C’est ainsi que, de temps en temps, l’Américain se dérobe en quelque sorte à lui-même, et que, s’arrachant pour un moment aux petites passions qui agitent sa vie et aux intérêts passagers qui la remplissent, il pénètre tout à coup dans un monde idéal où tout est grand, pur, éternel.

J’ai recherché dans un autre endroit de cet ouvrage, les causes auxquelles il fallait attribuer le maintien des institutions politiques des Américains, et la religion m’a paru l’une des principales. Aujourd’hui que je m’occupe des individus, je la retrouve et j’aperçois qu’elle n’est pas moins utile à chaque citoyen qu’à tout l’État.

Les Américains montrent, par leur pratique, qu’ils sentent toute la nécessité de moraliser la démocratie par la religion. Ce qu’ils pensent à cet égard sur eux-mêmes est une vérité dont toute nation démocratique doit être pénétrée.
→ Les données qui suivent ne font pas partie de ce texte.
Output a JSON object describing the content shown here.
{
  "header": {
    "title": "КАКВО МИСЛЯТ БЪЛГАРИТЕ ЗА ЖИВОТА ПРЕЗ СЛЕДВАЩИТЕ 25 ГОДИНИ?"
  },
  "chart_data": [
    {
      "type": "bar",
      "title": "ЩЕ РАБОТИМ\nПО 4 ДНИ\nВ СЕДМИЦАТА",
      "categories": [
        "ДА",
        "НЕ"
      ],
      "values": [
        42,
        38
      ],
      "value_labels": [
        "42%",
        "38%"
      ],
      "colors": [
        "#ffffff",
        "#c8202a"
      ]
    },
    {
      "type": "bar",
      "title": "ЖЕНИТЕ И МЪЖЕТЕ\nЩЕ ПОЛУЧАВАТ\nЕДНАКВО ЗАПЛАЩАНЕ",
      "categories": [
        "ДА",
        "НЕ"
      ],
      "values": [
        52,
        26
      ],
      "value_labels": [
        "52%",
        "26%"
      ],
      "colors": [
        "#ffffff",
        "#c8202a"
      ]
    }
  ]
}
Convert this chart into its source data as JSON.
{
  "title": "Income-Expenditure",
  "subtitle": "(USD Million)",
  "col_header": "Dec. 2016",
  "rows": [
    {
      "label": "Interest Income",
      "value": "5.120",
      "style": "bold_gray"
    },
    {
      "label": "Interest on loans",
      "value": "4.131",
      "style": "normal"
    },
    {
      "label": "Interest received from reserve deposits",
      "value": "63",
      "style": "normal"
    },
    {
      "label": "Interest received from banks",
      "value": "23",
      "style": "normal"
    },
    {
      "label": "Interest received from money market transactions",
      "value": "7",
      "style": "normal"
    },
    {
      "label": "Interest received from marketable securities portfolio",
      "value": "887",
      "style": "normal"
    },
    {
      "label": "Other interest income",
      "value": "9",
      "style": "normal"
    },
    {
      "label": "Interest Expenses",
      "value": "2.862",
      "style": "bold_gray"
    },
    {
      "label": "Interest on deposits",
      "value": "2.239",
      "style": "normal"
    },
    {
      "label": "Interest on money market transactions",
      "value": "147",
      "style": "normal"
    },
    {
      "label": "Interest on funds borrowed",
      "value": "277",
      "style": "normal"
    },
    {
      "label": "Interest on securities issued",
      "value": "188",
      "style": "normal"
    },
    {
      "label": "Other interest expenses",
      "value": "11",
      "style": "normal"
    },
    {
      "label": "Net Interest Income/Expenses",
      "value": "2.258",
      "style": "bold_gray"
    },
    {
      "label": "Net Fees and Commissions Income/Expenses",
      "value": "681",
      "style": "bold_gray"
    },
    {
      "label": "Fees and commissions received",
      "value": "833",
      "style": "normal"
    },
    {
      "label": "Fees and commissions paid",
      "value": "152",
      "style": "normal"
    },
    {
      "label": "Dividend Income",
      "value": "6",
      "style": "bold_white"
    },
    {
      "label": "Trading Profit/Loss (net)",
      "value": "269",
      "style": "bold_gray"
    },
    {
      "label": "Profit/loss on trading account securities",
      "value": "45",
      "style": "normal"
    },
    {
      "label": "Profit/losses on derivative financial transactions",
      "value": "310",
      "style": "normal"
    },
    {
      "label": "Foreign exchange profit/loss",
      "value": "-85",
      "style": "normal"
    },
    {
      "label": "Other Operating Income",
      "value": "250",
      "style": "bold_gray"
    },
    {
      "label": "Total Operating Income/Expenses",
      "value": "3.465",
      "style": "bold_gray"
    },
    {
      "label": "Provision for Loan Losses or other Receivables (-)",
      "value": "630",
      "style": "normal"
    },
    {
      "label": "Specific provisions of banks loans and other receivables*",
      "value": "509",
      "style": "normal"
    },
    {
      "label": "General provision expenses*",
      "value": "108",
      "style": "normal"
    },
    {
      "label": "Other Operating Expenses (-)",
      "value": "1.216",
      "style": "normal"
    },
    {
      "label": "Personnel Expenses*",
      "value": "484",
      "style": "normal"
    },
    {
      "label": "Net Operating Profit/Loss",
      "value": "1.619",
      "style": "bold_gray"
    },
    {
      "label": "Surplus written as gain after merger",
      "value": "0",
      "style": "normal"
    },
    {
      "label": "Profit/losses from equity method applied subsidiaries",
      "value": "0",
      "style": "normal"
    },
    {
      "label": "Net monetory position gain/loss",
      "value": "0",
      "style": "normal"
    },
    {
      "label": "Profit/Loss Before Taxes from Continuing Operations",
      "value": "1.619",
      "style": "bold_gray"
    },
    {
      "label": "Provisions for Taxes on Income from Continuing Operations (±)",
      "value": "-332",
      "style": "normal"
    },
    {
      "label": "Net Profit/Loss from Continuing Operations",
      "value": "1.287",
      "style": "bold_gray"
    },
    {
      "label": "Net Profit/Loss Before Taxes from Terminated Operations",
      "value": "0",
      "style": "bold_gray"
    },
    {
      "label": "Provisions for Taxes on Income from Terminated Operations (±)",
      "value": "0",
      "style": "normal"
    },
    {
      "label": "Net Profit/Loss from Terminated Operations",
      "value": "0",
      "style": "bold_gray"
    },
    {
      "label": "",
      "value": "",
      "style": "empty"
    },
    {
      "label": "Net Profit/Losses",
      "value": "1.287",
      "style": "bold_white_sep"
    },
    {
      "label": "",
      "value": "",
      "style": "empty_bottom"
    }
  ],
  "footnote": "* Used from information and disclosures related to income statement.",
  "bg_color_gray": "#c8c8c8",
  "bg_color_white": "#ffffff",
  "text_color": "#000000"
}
Je ne doute point que la constitution sociale et politique d’un peuple ne le dispose à certaines croyances, et à certains goûts dans lesquels il abonde ensuite sans peine ; tandis que ces mêmes causes l’écartent de certaines opinions et de certains penchants, sans qu’il y travaille de lui-même, et pour ainsi dire sans qu’il s’en doute.